È una delicatezza che traspare dalla fotografia, dalla composizione di ogni singola scena, dalla bellezza e, anche, dalla sensualità dei due protagonisti, Mirko e Manolo, interpretati da Matteo Olivetti e da Andrea Carpenzano. È una storia che parla d’amicizia, e anche per questo, forse, il richiamo a Caligari diventa evidente. Ma è pure una storia che si nutre di dolore, di solitudine, che fotografa una parte d’Italia a lungo dimenticata, dove essere giovani non è una scusante per l’innocenza o l’inconsapevolezza; dove bisogna stare attenti, sempre, e dove morire – per un’overdose, per una pallottola, o per la più banale “disgrazia” – è un rischio costante.

Si vive sul limite, come sul filo del rasoio – e in questo La terra dell’abbastanza si avvicina molto a Sulla mia pelle di Alessio Cremonini, al modo in cui il volto di Alessandro Borghi, a un certo punto, riesce a diventare tutto il film. Olivetti e Carpenzano ci mettono l’anima e il cuore, i loro Mirko e Manolo prendono vita, diventano qualcosa di tangibile, e il loro rapporto è un rapporto vero, credibile, che viene restituito pienamente allo spettatore. E i D’Innocenzo riescono a tradurre ognuna di queste cose: le mettono insieme, le amalgamano, e danno loro nuova forma, una narrazione fluida, asfissiante, che afferra alla gola chi guarda, che tira giù, che strattona.

È un film fatto di piccole cose, questo. Come Dogman. E non ha bisogno di grandi colpi di scena per funzionare. Quello di cui ha bisogno è tutto quello che ha: il contesto, l’atmosfera; una sceneggiatura attenta, precisa, meticolosa. Ha grandi attori: Max Tortora, che interpreta il padre di Manolo, uno dei personaggi più schiacciati e oppressi, che s’atteggia a Elvis davanti allo specchio e che però non esita ad usare suo figlio come scudo, come spinta, per salire, ritornare a galla e per essere uno di quelli che “contano”; Milena Mancini, che interpreta la mamma di Mirko, che è l’altra faccia di questa storia, che è il domani, quello che c’aspetta a casa, che è bravissima e dolcissima, che viene voglia di riempire di baci e d’abbracci, di stare ad ascoltare per ore ed ora, e anche di litigarci; e poi Luca Zingaretti, che qui fa il cattivo, il boss, l’infame, sottile e senza pietà, impastatore di mille affari e faccendiere criminale, ambiguo e subdolo.

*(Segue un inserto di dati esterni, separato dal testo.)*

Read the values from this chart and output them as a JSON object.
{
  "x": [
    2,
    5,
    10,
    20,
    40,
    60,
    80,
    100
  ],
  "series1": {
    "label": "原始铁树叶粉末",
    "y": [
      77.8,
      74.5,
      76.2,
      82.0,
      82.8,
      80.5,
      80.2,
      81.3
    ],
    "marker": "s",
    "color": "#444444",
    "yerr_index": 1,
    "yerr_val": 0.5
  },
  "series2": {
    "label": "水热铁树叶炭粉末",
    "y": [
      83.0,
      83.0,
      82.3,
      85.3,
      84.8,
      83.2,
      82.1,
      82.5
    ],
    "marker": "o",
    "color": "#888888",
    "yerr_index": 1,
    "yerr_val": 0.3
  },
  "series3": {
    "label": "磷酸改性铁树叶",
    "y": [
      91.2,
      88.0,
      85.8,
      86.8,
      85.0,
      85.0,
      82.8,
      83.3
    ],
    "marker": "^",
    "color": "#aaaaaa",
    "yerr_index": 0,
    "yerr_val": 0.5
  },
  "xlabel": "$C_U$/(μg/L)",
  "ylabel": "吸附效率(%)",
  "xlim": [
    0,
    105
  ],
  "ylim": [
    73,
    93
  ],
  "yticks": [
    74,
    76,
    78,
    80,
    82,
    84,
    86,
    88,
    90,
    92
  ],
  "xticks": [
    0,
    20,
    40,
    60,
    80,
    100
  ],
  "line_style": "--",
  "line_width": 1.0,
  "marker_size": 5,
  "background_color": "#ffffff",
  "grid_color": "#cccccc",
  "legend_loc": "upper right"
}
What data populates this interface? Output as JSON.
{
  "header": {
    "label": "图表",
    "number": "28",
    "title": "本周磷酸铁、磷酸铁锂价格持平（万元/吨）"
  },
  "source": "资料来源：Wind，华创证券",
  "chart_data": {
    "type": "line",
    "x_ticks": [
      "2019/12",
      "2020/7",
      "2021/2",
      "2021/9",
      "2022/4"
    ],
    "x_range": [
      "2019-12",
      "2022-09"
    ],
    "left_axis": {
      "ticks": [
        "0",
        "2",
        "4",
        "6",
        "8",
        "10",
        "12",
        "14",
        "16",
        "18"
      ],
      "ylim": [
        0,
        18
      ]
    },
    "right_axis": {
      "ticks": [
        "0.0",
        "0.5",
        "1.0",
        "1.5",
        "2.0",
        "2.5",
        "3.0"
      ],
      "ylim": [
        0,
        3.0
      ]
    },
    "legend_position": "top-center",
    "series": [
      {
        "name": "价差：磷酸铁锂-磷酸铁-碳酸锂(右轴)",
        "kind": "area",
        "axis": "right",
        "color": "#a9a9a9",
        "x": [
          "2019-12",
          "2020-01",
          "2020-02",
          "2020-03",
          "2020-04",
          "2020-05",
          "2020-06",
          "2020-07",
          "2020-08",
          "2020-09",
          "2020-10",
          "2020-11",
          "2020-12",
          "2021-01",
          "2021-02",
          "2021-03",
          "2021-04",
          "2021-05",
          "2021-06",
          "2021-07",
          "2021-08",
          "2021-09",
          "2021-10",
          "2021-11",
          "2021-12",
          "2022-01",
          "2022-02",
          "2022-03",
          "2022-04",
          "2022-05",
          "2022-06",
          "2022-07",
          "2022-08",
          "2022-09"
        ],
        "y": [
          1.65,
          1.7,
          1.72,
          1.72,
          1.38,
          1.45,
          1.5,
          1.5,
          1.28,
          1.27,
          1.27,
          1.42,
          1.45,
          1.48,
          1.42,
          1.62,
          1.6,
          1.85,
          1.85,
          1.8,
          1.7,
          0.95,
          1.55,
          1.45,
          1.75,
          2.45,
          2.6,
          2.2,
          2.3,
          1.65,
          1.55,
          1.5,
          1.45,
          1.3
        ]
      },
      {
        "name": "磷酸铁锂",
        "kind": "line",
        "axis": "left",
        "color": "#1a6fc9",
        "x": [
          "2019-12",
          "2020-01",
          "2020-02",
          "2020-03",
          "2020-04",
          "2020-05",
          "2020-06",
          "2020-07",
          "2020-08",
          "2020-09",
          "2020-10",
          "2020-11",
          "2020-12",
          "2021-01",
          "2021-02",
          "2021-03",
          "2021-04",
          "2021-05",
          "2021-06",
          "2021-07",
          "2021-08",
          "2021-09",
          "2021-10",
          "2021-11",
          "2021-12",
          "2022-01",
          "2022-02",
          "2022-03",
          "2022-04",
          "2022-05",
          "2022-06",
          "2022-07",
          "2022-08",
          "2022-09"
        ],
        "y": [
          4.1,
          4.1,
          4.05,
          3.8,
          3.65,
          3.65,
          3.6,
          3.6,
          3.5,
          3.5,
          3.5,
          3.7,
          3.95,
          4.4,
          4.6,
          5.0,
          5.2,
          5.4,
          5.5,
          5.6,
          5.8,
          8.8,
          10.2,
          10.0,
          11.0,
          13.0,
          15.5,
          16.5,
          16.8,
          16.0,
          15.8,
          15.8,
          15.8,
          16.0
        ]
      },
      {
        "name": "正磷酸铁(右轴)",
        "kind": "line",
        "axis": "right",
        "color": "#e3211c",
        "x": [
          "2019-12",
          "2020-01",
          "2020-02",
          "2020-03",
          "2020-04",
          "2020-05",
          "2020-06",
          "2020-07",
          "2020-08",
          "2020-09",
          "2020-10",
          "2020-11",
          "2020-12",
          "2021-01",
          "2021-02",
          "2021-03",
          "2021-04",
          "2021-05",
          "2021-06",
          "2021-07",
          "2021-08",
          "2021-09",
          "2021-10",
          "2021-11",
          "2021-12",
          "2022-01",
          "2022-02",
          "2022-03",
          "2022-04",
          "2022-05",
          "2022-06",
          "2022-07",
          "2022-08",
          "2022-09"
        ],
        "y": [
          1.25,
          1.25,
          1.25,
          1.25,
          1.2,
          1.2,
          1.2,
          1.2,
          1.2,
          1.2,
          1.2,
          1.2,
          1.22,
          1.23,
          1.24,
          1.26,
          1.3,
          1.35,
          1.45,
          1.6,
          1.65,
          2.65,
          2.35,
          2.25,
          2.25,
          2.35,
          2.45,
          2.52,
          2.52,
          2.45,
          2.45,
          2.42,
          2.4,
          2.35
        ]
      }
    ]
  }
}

E soprattutto La terra dell’abbastanza ha loro due, Fabio e Damiano D’Innocenzo, gli altri due fratelli di questo film, non come Mirko e Manolo che si sono scelti: loro sono costretti, quasi condannati a stare insieme, e riescono, nella loro visione complementare, a costruire un racconto che non sbava, che non esagera, che resta sempre lì, in sospeso e in equilibrio, che prende tutto quello che c’è da prendere dai più grandi (e volendo in questo film, in quella sensualità che dicevamo prima, nella parabola degli ultimi, c’è anche Pasolini), e che rielabora, riassetta e immagina un nuovo cinema: un neo-neorealismo, più colorato e più sfumato, assimilabile alla cinematografia americana, alla visione di certi grandi cineasti europei, illuminato e fotografato splendidamente (e qui i meriti sono di Paolo Carnera), dove hanno peso i suoni e le pause, dove le sospensioni non sono rallentamenti, ma spinte in avanti; dove ci sono due ragazzi, solo due, amici e nemici, fratelli, compagni, dove c’è l’ambiguità dell’adolescenza, dove il bene è anche amore, e dove l’amore è solo un altro modo per odiare – più dolce, ma ugualmente ossessionato.

Perché c’è anche questo, l’ossessione. E, contemporaneamente, l’assuefazione. I D’Innocenzo volevano raccontare gli effetti del male e del potere sugli ultimi, quanto facilmente le promesse possano fare presa in un mondo dove non c’è speranza, e ci sono riusciti. Hanno creato dal nulla una storia universale, fatta per tutti, a prescindere dalla lingua e dal paese da cui si proviene. Ed è per questo che La terra dell’abbastanza è un grande film. Un film, ecco, necessario. E anche il più bello e il più importante, per il cinema e chi fa cinema, per chi ama quest’arte, del 2018.

Gianmaria Tammaro

Napoletano convinto dal '91. Scrive di cinema, serie tv e fumetti. Gli piace Bill Murray. Il suo film preferito è Ricomincio da tre.